Et cela nous pose question, cela nous remet en question. Qu’y a-t-il au fond de nous, au cœur de notre société, pour que resurgisse sans cesse le monstre ? Elle est toujours prête à se réveiller, cette haine vieille comme le monde, dont les Chrétiens se sont emparés avec tant de facilité au cours de l’histoire.

Pour les Juifs, deux mille de christianisme sont synonymes de deux mille ans de persécutions, de pogroms, de ghettos, d'expulsions, de bûchers, de rouelles ou d'étoiles jaunes, jusqu’aux camps d’extermination du XX° siècle. Dans ses mémoires, Elie Wiesel raconte que, si pour un Chrétien la croix est un signe de foi, pour les Juifs elle un signe de malheur, celui de la mort donnée à ses ancêtres au nom du Christ… Et je pense avec douleur à toutes les justifications que les Chrétiens ont données à l'antisémitisme, toutes les raisons que l'on s'est données pour persécuter les Juifs : peuple rejeté par Dieu, peuple maudit, peuple qui a tué Jésus. Les citations rempliraient des bibliothèques entières.

 

c. Conférences sur les relations entre Juifs et Chrétiens

Troisième événement : dans le cadre des conférences que nous proposons les mercredis soir avec mon collègue Andreas Lof, nous sommes dans un cycle de trois soirées consacrées aux relations entre judaïsme et protestantisme. Il y a dix jours, nous recevions Hervé-Elie Bokobza, enseignant en Bible, talmud, littérature rabbinique.

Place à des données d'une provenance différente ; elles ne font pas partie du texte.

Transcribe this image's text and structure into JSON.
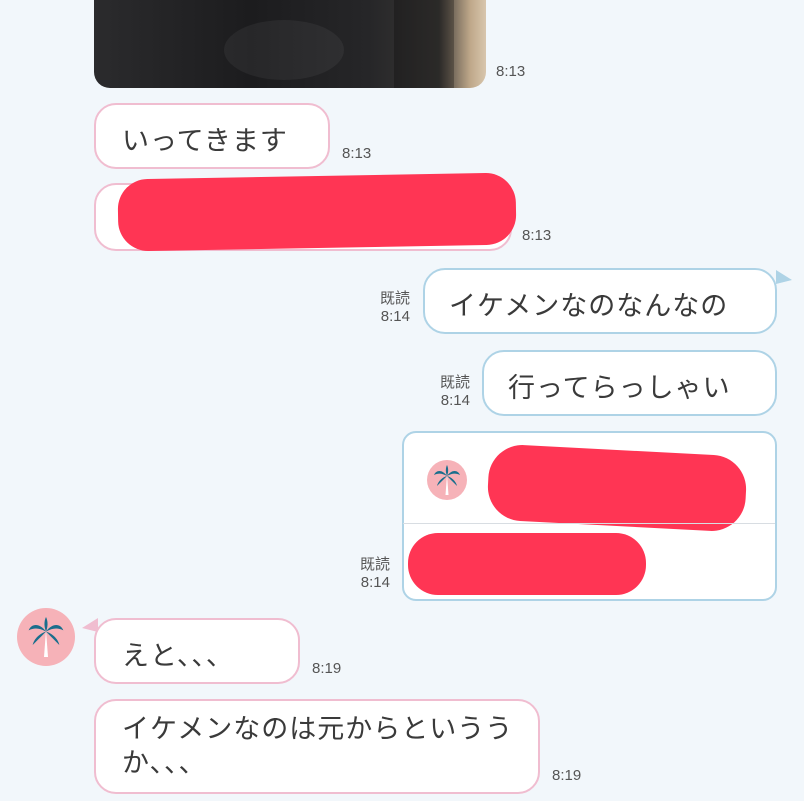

Il nous a dit deux choses fondamentales ; la première c’est que la fraternité entre Juifs et Chrétiens, en France, n’a pas à être justifiée, elle est une réalité de fait, dans le cadre républicain et de sa devise « liberté, égalité, fraternité » ; la deuxième, c’est que Jésus, Paul, les premiers Chrétiens, étaient de vrais Juifs, et que tout le Nouveau Testament peut se lire dans cette perspective ; c’est l’histoire qui, ensuite, a suscité des divisions, des séparations, de la haine. Pas les textes.

 

Et me voilà avec ces trois dimensions : 75 ans après Auschwitz, un regain d’antisémitisme et un lien fort entre Juifs et Chrétiens. Comment les articuler ?

C’est alors qu’est venu le texte biblique qui nous est proposé pour ce jour. Il vient résonner directement dans ce contexte. Il nous permet de penser les rapports entre le christianisme et le judaïsme. Il nous offre de nous rappeler quelques évidences de notre foi, de redire les liens que nous avons avec la première alliance, de réaffirmer notre relation au judaïsme, le rapport entre le destin de ce peuple et l'histoire du christianisme.

 

2. L’Evangile du jour : notre rapport au judaïsme

Le texte de l'Evangile lu tout à l’heure nous donne quelques éléments. Ce récit se situe quarante jours après la naissance de Jésus. Ses parents se rendent, selon la coutume, au temple de Jérusalem pour accomplir les rites de présentation de leur nouveau-né. Là, ils rencontrent deux personnages pieux, Syméon et Anne, qui accueillent Jésus comme le Messie qu'ils attendaient. Ce texte nous aide à entrer dans les rapports entre le judaïsme et le christianisme. Rapports tout à la fois de continuité, d’accomplissement et de rupture[2].

 

a. Continuité

Continuité tout d'abord. Le récit se passe dans le Temple de Jérusalem, dans le lieu central de la foi juive au Ie siècle. Marie et Joseph sont là pour accomplir les rites traditionnels : ils ont déjà circoncis Jésus âgé de 8 jours, et là, ils présentent à Dieu leur fils premier né, sacrifiant comme il est de règle deux pigeons pour la purification de la mère. Là, dans le Temple, se trouvent Syméon et Anne, deux Juifs pieux, Syméon qu'habite l'Esprit de Dieu, Anne qui reste à prier jour et nuit dans le sanctuaire. Nous sommes dans un cadre juif. Joseph, Marie, Syméon, Anne sont juifs. Christ vient dans la continuité de son peuple.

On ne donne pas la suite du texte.